Performance and Robustness Assessment for a Robust Port-Hamiltonian Flight Controller

Abstract

Those conducting research in the field of nonlinear control of unmanned air vehicles are constantly searching to improve robustness and performance of flight control systems through new control laws. A control law can be designed to provide robustness guarantees due to the structure of the aircraft dynamics. This work presents an implementation of a novel control law which simultaneously transforms the nonlinear fixed-wing aircraft dynamics into a port-Hamiltonian structure using feedback linearization, from which input-to-state stability guarantees follow. This novel control law is compared to two industry standard methods, linear quadratic regulator and nonlinear dynamic inversion, which provide a baseline for comparing robustness and performance. To replicate flight, measurement noise, model mismatch, wind, and discretization with time delay were implemented in a collection of simulation studies to understand which disturbances the novel control law was most sensitive to.

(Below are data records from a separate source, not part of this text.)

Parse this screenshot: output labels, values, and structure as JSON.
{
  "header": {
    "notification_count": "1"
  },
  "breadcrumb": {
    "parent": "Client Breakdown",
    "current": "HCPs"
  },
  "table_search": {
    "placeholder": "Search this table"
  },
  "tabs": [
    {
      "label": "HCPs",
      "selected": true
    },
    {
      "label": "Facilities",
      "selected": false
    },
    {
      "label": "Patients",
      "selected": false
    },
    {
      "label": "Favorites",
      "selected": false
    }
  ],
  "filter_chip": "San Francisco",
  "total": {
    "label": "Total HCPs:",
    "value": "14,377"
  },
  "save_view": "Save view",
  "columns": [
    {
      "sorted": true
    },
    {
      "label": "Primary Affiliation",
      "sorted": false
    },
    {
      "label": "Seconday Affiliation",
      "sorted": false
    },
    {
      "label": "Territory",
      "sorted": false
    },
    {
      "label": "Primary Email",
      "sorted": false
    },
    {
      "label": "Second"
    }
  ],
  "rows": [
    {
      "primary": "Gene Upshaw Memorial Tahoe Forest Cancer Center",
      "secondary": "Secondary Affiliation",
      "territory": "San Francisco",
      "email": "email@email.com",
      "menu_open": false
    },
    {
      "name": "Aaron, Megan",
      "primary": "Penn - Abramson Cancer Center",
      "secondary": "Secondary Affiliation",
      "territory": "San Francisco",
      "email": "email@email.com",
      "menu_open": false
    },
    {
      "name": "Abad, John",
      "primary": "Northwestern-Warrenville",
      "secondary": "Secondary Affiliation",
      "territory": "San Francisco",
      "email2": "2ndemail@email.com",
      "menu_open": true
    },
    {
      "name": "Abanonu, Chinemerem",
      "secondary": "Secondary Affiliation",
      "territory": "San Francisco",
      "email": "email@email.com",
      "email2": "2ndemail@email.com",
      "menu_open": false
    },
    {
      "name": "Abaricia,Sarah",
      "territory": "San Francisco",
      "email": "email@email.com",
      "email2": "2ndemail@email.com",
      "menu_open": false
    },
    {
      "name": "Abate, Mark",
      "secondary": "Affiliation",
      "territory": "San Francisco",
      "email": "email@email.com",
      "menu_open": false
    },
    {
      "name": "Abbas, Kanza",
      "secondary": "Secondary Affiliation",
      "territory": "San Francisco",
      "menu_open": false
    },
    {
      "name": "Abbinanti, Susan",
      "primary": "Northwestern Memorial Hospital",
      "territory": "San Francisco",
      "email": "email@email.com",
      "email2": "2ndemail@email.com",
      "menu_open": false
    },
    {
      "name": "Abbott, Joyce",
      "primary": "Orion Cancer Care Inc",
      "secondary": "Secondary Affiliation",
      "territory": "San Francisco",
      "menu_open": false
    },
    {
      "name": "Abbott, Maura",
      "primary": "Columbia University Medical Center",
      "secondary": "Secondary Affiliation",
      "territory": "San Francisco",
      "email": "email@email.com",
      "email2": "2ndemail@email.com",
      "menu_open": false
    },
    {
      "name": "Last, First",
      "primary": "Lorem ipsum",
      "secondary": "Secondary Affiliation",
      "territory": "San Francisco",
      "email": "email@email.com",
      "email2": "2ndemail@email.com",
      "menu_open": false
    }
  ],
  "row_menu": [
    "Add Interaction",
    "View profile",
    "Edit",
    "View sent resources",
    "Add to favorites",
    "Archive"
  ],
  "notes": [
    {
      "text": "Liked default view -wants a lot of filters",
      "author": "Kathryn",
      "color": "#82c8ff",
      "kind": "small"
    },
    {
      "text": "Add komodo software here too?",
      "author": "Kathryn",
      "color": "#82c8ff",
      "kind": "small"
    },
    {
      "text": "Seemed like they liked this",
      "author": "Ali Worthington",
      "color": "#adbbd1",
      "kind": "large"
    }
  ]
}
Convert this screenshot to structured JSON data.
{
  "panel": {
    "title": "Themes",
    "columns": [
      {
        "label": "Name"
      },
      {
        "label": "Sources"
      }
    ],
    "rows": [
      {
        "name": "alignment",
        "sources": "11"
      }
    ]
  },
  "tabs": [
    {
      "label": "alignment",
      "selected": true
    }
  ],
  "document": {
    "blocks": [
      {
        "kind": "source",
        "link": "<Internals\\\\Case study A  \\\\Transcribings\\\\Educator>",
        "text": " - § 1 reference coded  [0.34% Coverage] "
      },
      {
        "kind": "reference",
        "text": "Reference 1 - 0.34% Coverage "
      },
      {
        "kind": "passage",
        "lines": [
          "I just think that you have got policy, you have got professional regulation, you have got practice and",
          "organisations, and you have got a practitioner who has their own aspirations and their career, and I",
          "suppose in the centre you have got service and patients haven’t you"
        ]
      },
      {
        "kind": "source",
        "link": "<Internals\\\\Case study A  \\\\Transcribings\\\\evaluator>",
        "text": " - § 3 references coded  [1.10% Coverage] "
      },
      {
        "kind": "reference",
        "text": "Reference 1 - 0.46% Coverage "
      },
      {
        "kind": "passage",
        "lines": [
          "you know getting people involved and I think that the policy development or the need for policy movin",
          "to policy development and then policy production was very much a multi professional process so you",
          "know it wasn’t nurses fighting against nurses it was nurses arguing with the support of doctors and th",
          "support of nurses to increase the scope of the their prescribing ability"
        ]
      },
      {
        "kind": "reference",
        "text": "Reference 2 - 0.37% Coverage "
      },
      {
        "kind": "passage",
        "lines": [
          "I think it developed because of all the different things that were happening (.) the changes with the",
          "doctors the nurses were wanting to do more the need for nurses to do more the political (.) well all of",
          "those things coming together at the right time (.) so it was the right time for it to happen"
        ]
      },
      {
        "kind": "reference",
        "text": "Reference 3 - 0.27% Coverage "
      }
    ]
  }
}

Due to the non-additive nature and magnitude of the applied disturbances, the novel control law was most sensitive to combinations of disturbances of wind, discretization with time delay, model mismatch, and measurement noise in order of greatest to least sensitivity. The novel control law performed as expected, and much better than both competitors, when the disturbances applied did not include wind. This result was due to a particular interaction between the wind disturbance and the construction of the novel control law that was not present with other disturbances. Future work includes flight testing and extending the robustness guarantees to non-feedback linearized systems.